— Класс, — взгляд на мальчика рядом, — подай мне соль, милый.
Когда все расходятся, Соня сидит, оседлав «милого», что-то шепча ему на ухо и поглаживая его ногу. Хочу оттащить «милого» от Сони, выбить ему зубы, переломать ребра, хочу затащить Соню в душ, смыть черную краску с волос и красную помаду с её губ. Хочу там же отыметь Соню, вдавливая её руки в стену, а свои руки в её бедра.
Я выхожу из комнаты, громко хлопнув дверью.
Через некоторое время, слишком короткое время — отмечаю не без удовольствия — Соня выходит, аккуратно закрывая за собой дверь. Я стою в конце длинного коридора, и она идет ровно на меня, её бедра не раскачиваются в ритм её шагов. Её глаза стеклянные, и я вижу усталость.
— Куришь? — Соня.
— Нет.
— А я покурю, пойдем, если не возражаешь.
Идем, я не возражаю, смотрю на тонкие пальцы, тонкую сигарету и губы, уже без красной помады.
— Я пойду, Амир, было приятно тебя увидеть.
— Куда ты пойдешь? Ночь.
— Ты, наверное, заметил, — показывает рукой на себя, — я — взрослая девочка, могу о себе позаботиться, доберусь.
— Нет, ты останешься!
Запястье в руке. Глаза в глаза. Тишина.
— Ладно, но где… там… эм… ну, он скорее мертв, чем жив, — смеется, — я бывает, знаешь, заигрываюсь.
— Заметил, — смеюсь, — спи со мной.
Запястье в руке. Глаза в глаза. Тишина.
— Только держи свой женатый член при себе.
— Обещаю.
Соня засыпает почти сразу, повернувшись ко мне спиной, в моей рубашке. После чего я подтягиваю её к себе и прячу лицо в её волосах. От Сони пахнет алкоголем и полчаса назад побывавшим в ней мужчиной, который сопит за шкафом, и я ненавижу это. Но волосы Сони пахнут так же. Свежей травой. Молоком. Липой, цветущей напротив нашего дома в далеком селе на средней Волге.
Софи проснулась позже Амира, он отвел её в душ, сопроводил вниз, на вахту, где Соня сделала быстрый звонок, и они стояли на улице, где Соня курила, а Амир смотрел на неё.

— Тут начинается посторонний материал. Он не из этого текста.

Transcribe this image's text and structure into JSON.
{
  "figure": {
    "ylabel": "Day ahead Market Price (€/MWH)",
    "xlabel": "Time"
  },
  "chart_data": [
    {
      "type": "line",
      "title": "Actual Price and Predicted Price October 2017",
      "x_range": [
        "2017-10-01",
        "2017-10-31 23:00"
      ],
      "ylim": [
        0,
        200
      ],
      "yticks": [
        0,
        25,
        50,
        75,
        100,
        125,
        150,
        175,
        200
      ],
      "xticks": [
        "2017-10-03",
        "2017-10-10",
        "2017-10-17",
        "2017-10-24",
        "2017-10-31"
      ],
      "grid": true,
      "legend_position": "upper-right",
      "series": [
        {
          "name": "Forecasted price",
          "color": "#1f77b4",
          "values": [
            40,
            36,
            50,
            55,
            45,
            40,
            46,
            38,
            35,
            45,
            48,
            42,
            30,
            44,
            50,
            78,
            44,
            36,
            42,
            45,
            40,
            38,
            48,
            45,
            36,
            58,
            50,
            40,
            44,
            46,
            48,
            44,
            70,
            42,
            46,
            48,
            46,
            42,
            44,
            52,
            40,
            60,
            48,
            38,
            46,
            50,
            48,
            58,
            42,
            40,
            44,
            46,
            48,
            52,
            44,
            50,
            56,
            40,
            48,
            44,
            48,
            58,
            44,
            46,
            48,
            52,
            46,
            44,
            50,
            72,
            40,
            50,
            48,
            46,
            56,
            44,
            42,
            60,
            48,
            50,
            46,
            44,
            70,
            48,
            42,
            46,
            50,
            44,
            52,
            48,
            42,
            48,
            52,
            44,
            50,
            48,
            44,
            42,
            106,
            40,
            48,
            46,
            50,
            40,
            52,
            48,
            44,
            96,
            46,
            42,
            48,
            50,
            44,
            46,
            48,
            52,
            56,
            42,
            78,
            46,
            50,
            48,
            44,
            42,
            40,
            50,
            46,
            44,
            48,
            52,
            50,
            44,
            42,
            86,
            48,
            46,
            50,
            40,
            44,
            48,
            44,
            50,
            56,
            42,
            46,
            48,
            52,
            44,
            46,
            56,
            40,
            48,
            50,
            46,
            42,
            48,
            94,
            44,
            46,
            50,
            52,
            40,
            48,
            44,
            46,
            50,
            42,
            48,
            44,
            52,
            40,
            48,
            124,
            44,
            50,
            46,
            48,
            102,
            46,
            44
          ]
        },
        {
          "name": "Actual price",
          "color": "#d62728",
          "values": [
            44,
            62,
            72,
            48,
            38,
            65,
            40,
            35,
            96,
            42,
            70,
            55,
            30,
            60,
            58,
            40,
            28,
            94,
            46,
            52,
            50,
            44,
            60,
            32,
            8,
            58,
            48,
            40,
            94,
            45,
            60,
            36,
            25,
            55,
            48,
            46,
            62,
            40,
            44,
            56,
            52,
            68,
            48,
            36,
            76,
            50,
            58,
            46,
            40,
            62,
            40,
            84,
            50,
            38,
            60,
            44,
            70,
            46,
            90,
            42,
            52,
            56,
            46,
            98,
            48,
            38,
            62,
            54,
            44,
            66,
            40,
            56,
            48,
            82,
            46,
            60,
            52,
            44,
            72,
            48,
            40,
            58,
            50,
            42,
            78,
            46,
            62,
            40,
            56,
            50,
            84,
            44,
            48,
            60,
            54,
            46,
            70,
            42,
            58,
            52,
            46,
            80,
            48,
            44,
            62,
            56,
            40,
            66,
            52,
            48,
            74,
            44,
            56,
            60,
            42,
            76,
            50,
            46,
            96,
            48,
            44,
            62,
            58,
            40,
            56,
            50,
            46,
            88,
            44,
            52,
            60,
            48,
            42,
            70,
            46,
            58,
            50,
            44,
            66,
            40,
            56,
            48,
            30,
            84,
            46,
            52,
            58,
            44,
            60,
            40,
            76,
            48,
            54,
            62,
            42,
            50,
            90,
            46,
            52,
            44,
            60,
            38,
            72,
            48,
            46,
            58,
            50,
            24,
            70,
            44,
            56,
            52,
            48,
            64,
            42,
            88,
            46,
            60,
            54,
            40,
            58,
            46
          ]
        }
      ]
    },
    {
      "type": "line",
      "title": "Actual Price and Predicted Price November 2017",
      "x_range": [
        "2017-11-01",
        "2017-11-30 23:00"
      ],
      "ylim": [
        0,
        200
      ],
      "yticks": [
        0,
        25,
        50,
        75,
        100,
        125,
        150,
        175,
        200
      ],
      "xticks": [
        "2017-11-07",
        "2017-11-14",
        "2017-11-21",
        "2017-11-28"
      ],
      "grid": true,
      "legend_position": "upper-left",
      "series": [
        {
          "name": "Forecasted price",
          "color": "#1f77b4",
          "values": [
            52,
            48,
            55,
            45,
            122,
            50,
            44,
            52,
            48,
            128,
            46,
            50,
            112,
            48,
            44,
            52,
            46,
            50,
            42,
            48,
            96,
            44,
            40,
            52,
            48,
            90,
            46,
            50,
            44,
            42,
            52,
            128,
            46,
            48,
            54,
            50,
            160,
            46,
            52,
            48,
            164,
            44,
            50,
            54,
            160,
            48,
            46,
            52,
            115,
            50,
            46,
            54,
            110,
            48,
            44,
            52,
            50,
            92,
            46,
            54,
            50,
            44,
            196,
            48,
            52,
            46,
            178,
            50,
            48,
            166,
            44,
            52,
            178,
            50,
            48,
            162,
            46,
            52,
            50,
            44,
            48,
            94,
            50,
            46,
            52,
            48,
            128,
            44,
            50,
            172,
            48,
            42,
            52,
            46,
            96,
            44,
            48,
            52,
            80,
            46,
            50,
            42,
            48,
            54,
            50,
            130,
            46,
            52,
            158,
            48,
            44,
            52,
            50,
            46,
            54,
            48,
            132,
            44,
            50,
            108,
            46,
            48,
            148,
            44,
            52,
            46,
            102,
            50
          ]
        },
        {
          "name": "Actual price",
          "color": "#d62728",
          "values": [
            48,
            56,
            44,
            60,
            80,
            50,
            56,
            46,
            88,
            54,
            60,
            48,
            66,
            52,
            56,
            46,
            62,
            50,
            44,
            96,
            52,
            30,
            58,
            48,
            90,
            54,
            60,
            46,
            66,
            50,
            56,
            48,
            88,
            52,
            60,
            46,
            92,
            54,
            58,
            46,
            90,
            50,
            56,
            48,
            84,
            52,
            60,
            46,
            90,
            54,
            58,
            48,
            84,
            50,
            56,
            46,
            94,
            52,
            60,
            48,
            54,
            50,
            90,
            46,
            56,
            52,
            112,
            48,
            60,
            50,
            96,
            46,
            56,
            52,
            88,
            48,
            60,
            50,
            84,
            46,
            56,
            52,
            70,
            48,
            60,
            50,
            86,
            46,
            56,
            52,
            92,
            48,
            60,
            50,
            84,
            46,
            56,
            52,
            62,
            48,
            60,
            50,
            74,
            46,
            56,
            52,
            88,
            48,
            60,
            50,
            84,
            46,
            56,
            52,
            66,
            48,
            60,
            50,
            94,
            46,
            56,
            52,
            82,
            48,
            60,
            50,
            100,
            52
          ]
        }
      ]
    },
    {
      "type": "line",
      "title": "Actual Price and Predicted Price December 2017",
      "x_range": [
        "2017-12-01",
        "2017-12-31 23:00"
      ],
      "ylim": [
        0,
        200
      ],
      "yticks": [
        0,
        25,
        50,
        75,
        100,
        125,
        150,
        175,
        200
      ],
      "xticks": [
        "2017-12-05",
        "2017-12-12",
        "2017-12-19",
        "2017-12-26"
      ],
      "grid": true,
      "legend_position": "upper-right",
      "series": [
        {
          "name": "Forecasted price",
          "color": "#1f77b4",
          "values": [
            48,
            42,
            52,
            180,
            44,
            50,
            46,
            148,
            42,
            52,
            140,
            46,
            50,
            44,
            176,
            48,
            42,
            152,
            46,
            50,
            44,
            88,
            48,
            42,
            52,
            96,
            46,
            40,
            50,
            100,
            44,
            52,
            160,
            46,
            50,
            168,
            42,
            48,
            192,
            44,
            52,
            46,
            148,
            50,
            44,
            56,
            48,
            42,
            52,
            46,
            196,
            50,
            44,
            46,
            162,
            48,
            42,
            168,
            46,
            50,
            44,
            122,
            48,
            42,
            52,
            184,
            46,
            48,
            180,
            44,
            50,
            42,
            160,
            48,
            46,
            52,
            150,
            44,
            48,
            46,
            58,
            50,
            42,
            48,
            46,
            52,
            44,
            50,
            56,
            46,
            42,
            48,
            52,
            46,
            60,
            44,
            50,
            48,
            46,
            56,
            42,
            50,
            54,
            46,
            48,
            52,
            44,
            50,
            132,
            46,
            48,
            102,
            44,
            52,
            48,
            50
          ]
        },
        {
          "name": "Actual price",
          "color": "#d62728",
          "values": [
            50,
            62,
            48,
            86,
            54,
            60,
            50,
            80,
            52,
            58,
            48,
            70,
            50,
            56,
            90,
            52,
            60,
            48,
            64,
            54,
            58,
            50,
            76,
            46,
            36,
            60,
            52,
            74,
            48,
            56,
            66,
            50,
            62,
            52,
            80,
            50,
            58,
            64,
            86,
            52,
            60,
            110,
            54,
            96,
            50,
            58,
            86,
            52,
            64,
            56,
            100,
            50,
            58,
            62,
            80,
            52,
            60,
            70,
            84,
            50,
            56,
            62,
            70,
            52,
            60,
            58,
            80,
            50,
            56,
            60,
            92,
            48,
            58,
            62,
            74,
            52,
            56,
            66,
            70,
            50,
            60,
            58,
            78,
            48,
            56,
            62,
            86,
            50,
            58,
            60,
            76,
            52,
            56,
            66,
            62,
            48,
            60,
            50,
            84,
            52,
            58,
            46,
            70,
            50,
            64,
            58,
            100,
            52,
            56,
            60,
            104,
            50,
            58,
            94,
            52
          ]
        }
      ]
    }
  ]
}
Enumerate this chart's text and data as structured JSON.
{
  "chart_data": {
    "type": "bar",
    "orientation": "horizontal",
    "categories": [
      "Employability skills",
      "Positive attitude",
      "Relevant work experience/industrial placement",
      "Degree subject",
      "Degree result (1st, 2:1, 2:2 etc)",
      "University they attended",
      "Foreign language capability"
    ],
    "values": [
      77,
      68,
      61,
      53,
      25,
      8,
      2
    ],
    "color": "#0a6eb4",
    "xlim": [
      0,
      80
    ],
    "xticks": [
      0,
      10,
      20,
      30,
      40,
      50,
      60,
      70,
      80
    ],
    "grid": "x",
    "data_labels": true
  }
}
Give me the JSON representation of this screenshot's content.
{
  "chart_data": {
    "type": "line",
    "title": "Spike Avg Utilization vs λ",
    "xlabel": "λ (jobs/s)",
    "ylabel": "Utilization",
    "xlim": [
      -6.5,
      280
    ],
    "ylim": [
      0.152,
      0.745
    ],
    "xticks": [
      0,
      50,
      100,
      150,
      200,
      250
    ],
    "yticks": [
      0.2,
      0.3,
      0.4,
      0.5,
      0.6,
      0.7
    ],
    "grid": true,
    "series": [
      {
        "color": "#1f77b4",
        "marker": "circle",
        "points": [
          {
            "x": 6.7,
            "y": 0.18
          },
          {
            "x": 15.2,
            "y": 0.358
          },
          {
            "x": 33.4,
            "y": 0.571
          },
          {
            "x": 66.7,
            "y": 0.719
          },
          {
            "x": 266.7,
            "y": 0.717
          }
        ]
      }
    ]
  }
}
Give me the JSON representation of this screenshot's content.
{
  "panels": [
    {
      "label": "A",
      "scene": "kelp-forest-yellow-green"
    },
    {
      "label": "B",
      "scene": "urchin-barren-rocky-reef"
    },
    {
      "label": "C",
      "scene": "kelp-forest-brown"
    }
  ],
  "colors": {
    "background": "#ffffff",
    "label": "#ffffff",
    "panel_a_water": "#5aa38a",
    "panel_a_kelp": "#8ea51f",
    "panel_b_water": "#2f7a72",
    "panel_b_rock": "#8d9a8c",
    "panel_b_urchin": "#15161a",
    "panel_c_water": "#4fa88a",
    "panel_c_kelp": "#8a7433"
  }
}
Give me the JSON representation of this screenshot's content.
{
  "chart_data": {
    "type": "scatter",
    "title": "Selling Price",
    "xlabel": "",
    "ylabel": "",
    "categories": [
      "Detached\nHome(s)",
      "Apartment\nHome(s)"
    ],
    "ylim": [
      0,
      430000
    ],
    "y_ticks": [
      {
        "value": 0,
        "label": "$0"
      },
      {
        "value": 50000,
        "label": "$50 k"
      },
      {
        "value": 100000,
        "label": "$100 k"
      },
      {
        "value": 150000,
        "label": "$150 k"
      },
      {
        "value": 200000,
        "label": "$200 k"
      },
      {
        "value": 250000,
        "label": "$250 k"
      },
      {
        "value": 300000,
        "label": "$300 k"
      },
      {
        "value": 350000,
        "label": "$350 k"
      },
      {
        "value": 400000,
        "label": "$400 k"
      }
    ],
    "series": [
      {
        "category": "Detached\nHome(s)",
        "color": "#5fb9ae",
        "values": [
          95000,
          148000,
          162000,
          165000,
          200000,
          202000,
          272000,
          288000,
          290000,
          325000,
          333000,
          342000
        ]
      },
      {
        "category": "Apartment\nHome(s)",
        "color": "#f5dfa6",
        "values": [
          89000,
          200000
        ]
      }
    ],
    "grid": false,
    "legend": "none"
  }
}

Без помады, без туши, с волосами, заплетенными в косу, с бледной кожей, стеклянными глазами и глубокими синяками под ними. Резко остановившаяся «девятка» вывела Амира из задумчивости, но Соня даже не пошевелилась, она продолжала курить, сидя на скамейке, устремив взгляд в никуда. Из «девятки» вышел парень, скорей, мужчина лет тридцати на вид. Он, подойдя к Соне, присел на корточки рядом, взял сигарету из её рук и, затянувшись, отдал Соне.
— Антон.
— Софи, детка, мы же договаривались, если ты ночуешь где-то, предупреждай меня, я опять придумывал что-то для твоей мамы.
— Извини.
— Ты пила? Блядь, тебе не надо пить, ты знаешь, с тем, что ты… — взгляд на Амира. — А это кто?
— Родственник, дальний.
— Детка, ты переключилась на родственников, — мужчина смеется.
Соня молча, ровно в лицо мужчины, показывает средний палец. Двумя руками.
Мужчина, смеясь, поднимает Соню на ноги, собственнически шлепая по заднице, отводит в машину и потом говорит:
— Бывай, дальний родственник.
— Бывай, — Амир смотрит, как Соня достает таблетку, запивает её водой и закрывает глаза, вытягиваясь на переднем сиденье автомобиля.
Под громкую музыку машина со свистом уезжает, увозя от Амира запах липы и Соню, которая теперь Софи.
Через двенадцать часов скорый поезд увозил Амира из родного города Сони, города, сменившего называние, как Соня — имя.
Амир сидел в поезде, глядя в окно, и думал. Он думал о Соне, о своей семье, о том жарком летнем дне после трех суматошных дней свадьбы, когда они спокойно сидели за столом на улице и разговаривали за завтраком. Амир притянул к себе Назиру, положа руку ей на плечо и убрав от пальцев волосы… Он еще помнил другие волосы в своих руках, другие плечи, но теперь все это не имело никакого значения. Он всеми силами в это верил. Старался верить.